Oh shit does lemmy not have response caching? Yeah, that's gonna be an issue pretty soon.
https://www.reddit.com/r/Lemmy/comments/14h965f/comment/jpdemet
I have no idea, just inferred that from some other posts.
Ehhhhhhh. Using a relational database for Lemmy was certainly a choice, but I don't think it's necessarily a bad one.
Within Lemmy, by far the most expensive part of the database is going to be comment trees, and within the industry the consensus on the best database structure to represent these is... well, there isn't one. The efficiency of this depends way more on how you implement it within a given database model than on the database model itself.
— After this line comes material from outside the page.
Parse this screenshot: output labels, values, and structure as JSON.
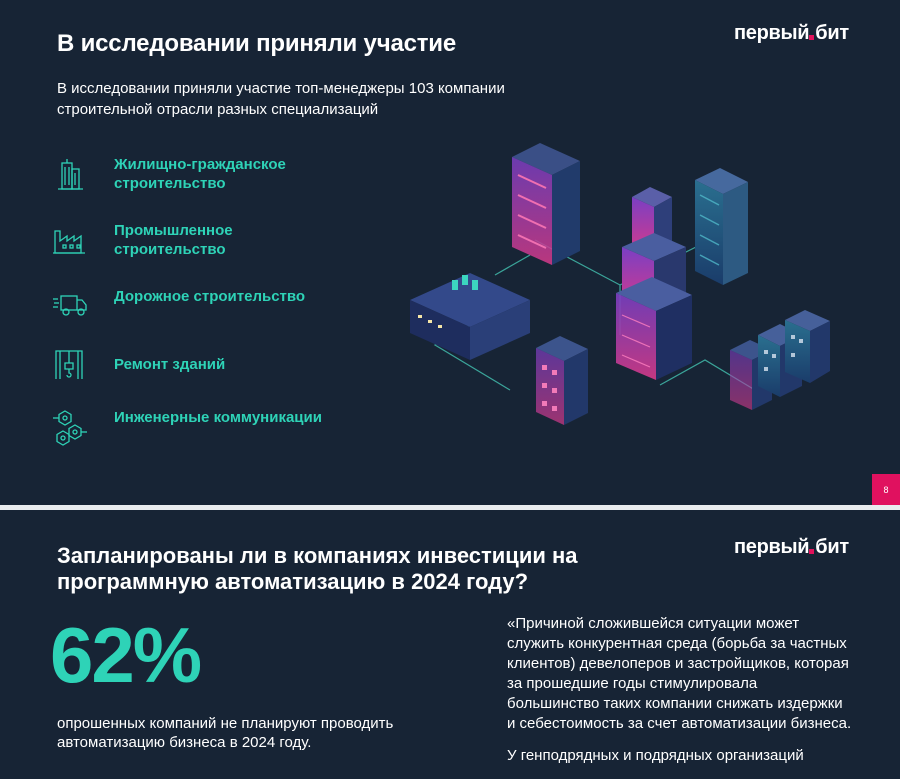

Comment trees are actually a pretty difficult problem; you'll notice a lot of platforms have limits on comment depth, and there's a reason for that. Getting just one level of replies to work efficiently can be tricky, regardless of the choice of DBMS.
Looking at the schema Lemmy uses, I see a couple opportunities to optimize it down the road. One of the first things I noticed is that comment replies don't seem to be directly related back to the top-level post, meaning you're restricted to a breadth-first search of the comment tree at serving time. Most comments will be at pretty shallow depths, so it sometimes makes sense to flatten the first few levels of this structure so you can get most relevant comments in a single query and rebuild the tree post-fetching. But this makes nomination (i.e. getting the "top 100" or whatever comments to show on your page) a lot more difficult, so it makes sense that it's currently written the way it is.
If it's true (as another commenter said) that there's no response caching for comment queries, that's a much bigger opportunity for optimization than anything else in the database.